El descubrimiento del “mausoleo” construido para cobijar los restos de combatientes senderistas nos recuerda que todavía existe una ideología, una estética y un ritual, que convoca adherentes. Al igual que en el pasado, esta vez el brazo político de Sendero –el Movadef– define la discusión centrándola en el reino de la muerte. Petardear el mausoleo, sacar a los muertos y tirarlos sabe Dios dónde es la respuesta airada de quienes deberían preguntarse por qué, luego de tantos años de la derrota militar, la narrativa senderista aún despierta profundas emociones. Tantas y tan fuertes que incluso es capaz de liberar a los monstruos que muy quietos yacen detrás de cifras económicas a la alza. 

“Somos los iniciadores”, afirmó Abimael Guzmán en uno de los discursos que preludió al reinado del horror. Pienso que ha llegado el momento de revertir la tendencia e iniciar un proyecto de vida en común.

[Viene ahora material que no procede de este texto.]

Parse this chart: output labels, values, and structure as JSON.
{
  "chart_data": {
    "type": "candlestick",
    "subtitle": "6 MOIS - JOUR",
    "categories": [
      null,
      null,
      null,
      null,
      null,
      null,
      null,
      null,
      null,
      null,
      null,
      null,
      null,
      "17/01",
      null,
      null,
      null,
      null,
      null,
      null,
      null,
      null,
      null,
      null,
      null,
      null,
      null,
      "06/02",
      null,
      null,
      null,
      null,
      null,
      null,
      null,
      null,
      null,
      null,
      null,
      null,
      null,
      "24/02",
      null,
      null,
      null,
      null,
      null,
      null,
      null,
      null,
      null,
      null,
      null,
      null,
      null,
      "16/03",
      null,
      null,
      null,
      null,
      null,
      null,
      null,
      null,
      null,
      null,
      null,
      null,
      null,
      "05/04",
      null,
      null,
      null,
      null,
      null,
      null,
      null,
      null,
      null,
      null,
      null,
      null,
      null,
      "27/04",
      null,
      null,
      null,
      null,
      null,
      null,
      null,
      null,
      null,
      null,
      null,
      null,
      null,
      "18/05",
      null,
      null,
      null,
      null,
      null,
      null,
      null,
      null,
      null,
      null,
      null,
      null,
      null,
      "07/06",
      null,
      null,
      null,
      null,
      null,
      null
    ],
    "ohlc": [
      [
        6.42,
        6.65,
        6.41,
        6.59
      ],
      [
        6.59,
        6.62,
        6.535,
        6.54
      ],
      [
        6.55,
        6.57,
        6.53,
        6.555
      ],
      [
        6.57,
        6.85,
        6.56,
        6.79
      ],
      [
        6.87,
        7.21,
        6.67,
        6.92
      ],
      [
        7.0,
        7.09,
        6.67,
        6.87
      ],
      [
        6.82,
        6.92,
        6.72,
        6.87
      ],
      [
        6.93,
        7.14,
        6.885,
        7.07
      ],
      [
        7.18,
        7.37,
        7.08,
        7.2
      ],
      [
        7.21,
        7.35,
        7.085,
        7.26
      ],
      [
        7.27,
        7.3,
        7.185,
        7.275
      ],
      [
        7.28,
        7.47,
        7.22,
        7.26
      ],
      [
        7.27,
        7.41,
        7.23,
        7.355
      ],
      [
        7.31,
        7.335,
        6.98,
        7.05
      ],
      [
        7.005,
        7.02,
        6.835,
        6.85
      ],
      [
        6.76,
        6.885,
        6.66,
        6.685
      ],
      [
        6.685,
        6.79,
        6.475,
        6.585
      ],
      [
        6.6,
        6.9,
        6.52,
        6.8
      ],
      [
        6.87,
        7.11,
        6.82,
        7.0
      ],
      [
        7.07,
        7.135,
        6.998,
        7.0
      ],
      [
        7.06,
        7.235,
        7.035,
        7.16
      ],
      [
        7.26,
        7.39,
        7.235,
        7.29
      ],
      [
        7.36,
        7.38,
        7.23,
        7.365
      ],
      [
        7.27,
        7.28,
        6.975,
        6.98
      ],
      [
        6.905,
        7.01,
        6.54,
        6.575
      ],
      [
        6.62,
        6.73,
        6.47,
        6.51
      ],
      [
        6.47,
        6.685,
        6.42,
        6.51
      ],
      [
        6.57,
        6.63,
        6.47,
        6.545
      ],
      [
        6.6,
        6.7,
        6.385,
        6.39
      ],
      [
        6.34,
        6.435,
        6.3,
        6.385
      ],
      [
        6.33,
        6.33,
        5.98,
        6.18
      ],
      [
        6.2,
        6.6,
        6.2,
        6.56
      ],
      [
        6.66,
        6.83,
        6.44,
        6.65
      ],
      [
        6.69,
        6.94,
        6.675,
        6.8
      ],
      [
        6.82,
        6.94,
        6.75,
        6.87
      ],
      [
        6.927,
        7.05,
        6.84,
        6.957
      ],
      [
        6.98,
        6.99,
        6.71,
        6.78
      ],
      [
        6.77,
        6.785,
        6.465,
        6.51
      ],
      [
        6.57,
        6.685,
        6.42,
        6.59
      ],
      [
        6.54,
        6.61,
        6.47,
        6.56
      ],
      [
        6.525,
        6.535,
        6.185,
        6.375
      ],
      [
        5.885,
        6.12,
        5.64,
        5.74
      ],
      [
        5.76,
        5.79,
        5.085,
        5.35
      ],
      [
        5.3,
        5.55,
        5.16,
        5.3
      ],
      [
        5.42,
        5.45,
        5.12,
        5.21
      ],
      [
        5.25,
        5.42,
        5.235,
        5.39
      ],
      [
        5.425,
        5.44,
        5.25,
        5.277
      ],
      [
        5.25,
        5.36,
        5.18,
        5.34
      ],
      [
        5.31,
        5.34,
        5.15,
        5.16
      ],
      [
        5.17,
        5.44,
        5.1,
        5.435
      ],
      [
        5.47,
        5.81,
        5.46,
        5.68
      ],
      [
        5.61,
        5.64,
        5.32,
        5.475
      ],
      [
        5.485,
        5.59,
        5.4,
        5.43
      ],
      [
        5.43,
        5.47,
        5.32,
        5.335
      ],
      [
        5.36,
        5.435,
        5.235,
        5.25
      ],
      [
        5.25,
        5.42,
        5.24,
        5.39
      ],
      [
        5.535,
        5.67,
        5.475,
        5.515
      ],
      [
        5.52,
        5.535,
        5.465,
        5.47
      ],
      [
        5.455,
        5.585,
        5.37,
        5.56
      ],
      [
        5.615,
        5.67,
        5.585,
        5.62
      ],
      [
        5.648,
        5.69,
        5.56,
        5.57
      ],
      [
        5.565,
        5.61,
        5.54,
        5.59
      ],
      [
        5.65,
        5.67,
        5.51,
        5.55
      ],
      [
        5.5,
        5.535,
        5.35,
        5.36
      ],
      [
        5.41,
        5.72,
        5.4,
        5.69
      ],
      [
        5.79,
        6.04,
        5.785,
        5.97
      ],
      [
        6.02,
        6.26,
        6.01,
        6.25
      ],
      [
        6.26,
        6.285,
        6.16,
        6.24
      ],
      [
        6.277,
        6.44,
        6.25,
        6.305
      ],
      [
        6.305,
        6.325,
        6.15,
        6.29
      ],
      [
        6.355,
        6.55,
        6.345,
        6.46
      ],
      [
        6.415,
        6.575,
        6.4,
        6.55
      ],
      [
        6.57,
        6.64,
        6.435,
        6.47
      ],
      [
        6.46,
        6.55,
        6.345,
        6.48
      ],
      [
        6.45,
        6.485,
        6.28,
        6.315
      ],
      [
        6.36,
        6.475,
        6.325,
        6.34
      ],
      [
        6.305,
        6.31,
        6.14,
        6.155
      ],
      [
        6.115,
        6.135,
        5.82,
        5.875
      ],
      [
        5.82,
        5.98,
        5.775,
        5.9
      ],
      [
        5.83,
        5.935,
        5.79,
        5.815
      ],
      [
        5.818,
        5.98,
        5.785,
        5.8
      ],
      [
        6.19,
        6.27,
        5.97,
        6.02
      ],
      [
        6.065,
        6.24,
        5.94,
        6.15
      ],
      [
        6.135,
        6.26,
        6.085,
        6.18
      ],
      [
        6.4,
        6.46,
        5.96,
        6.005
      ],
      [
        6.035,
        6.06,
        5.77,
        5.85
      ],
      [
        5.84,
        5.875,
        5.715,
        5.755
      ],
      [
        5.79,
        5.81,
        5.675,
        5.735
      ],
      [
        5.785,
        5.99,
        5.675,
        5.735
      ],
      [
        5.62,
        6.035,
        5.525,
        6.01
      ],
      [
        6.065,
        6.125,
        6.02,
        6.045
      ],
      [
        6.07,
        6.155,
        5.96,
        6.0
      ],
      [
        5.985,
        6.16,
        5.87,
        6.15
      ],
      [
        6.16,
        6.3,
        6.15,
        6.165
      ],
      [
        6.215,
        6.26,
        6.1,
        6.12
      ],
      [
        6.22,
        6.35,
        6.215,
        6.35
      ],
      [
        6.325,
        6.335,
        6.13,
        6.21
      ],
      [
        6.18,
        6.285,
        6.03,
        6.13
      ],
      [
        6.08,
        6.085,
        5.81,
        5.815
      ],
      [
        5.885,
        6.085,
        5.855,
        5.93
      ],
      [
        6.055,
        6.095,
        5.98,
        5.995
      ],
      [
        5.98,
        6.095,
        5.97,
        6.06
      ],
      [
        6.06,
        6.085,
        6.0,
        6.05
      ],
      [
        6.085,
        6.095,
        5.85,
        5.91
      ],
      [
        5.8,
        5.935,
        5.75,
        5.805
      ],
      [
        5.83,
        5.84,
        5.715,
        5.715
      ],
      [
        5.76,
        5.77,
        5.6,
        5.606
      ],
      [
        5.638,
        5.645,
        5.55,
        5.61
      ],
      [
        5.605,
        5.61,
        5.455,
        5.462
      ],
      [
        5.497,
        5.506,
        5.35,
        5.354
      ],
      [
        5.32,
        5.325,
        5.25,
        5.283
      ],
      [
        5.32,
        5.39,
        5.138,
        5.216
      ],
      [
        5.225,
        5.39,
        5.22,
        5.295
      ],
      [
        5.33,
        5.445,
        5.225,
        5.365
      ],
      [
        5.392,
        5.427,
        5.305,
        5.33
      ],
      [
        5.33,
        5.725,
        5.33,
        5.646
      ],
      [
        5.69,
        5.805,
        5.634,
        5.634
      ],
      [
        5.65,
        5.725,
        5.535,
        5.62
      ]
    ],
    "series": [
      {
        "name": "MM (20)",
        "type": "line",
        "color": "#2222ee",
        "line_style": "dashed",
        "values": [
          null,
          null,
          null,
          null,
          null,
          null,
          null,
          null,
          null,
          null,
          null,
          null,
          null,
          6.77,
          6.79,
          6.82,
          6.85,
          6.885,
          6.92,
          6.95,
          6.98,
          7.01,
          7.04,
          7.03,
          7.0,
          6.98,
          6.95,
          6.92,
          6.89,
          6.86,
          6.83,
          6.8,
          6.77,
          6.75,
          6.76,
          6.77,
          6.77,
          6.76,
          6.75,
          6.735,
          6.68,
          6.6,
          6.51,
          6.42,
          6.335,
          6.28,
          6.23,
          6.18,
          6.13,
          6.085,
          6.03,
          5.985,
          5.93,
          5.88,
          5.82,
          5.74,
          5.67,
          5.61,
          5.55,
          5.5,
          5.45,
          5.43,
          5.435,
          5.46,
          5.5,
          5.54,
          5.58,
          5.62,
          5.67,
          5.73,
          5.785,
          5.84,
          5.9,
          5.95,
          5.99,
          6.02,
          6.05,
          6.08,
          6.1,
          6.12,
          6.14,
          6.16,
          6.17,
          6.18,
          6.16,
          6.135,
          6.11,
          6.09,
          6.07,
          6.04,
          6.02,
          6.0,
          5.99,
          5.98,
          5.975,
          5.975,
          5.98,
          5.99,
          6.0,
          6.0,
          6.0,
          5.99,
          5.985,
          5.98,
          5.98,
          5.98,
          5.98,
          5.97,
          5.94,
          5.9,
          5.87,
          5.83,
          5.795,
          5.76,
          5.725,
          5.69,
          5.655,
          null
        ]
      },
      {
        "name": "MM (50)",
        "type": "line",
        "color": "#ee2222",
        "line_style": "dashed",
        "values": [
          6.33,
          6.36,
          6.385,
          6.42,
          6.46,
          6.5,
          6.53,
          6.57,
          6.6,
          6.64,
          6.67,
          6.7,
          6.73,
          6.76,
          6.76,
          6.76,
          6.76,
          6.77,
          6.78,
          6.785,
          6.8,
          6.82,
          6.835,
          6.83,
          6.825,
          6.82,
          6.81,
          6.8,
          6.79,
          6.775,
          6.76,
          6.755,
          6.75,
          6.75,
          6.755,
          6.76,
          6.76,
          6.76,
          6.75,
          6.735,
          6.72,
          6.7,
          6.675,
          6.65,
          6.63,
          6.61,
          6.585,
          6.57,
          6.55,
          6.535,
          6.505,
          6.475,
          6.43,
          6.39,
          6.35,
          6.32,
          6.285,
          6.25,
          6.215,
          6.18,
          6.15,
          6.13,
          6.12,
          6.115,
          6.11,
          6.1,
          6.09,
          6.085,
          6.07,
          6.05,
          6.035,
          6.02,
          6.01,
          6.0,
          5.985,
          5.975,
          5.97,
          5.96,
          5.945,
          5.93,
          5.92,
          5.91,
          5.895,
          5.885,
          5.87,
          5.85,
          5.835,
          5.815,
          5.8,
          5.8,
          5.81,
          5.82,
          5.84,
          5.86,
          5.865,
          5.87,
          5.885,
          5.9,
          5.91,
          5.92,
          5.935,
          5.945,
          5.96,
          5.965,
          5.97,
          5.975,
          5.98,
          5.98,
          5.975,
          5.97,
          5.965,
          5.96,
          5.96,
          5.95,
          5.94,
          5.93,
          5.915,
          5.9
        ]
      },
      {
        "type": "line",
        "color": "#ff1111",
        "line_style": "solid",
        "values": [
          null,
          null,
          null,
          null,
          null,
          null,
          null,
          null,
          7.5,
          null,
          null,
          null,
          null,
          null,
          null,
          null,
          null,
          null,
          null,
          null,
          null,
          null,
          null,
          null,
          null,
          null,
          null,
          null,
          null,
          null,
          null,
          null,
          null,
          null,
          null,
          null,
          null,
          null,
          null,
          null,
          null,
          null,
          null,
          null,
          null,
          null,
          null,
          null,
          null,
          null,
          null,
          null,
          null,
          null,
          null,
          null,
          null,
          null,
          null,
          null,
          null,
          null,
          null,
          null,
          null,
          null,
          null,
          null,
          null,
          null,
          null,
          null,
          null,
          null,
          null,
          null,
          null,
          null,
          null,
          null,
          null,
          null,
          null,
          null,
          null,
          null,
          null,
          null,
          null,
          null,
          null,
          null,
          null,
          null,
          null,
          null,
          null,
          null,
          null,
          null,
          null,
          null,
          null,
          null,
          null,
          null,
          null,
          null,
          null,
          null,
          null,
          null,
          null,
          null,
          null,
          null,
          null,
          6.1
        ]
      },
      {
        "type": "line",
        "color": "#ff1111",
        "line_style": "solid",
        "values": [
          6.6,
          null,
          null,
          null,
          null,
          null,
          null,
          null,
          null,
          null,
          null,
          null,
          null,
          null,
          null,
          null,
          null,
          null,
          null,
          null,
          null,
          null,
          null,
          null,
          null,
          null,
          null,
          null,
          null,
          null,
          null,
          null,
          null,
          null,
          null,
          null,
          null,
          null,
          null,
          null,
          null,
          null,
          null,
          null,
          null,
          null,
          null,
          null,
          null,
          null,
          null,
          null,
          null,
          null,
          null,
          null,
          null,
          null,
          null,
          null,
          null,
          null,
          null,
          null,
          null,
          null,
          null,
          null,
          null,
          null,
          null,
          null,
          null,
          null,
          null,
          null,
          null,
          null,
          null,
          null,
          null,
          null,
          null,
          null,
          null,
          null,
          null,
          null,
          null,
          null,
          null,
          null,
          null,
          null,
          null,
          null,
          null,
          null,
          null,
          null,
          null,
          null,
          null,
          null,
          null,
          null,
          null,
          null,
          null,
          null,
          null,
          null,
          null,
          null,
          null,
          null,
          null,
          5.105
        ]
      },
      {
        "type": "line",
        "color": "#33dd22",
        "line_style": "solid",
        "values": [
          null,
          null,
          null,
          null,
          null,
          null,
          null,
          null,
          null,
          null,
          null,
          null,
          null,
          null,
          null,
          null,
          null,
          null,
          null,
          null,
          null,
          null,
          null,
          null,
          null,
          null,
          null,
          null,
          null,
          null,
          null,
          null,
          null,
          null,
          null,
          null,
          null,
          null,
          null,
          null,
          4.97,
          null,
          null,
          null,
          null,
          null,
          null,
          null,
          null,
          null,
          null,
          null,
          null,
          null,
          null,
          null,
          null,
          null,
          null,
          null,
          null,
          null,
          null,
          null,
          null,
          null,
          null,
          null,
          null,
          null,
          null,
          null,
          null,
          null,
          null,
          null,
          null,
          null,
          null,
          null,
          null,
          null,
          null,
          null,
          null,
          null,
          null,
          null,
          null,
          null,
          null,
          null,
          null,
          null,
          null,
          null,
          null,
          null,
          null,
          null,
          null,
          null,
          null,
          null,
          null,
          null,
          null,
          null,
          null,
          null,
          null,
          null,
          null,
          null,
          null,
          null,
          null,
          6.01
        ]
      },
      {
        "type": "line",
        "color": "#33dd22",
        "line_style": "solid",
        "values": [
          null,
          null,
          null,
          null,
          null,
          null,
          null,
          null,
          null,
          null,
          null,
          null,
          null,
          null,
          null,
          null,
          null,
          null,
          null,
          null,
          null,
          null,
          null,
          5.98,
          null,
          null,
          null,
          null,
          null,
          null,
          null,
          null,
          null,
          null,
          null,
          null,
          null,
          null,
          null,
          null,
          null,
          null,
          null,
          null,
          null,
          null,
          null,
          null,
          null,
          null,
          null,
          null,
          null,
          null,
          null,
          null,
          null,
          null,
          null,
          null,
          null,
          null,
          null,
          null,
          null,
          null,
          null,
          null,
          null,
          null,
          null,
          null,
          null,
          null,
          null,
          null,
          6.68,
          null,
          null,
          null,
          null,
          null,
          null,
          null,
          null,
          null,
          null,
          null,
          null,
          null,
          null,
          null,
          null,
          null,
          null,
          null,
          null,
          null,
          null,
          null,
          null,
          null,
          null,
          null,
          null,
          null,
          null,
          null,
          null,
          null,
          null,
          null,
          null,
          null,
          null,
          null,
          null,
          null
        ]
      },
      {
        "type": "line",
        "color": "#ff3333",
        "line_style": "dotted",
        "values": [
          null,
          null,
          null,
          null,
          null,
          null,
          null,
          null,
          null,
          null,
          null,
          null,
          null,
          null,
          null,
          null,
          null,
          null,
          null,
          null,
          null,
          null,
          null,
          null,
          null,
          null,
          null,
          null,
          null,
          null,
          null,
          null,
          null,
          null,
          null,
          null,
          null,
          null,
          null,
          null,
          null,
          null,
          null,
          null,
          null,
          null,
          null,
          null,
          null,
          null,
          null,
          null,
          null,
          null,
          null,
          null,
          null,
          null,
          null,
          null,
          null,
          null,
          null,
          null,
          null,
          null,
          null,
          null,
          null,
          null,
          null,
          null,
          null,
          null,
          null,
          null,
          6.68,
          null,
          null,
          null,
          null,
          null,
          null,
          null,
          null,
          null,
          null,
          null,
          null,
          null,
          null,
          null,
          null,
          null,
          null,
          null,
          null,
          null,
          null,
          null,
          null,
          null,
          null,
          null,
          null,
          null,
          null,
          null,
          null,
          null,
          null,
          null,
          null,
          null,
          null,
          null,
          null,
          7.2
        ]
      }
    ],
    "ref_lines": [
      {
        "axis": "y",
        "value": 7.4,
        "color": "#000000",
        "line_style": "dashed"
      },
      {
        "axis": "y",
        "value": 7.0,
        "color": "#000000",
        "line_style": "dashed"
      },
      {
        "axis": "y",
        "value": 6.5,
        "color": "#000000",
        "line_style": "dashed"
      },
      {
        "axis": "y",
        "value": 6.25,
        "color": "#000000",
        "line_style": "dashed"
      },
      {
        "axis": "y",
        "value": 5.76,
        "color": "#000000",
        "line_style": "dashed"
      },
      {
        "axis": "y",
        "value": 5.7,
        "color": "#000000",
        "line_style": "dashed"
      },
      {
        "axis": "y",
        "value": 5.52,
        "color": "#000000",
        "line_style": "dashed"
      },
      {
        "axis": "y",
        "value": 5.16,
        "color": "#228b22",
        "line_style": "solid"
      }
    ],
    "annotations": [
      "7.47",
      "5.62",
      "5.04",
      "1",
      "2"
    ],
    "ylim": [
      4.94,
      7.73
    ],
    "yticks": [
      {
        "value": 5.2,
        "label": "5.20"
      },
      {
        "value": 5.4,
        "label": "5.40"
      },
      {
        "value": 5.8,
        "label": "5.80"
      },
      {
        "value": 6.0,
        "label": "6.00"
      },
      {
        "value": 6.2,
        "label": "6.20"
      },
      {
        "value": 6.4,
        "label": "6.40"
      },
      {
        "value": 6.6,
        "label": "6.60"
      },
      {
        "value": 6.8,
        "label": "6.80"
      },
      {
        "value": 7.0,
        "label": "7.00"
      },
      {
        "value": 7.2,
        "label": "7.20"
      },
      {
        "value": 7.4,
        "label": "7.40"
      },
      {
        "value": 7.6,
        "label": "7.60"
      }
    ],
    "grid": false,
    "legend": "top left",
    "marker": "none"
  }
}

Porque creo en los efectos positivos de la educación, la cultura y la belleza, me permito apelar a la imagen de la quina sanadora que decora nuestro escudo patrio. Y, también, a las palabras de Barbara D’Achille para quien el árbol, con su raíz profunda y sus ramas coposas, constituye la expresión más elaborada de la vida; una vida que ella, como miles de héroes anónimos que esperan nuestro reconocimiento, defendieron hasta el final.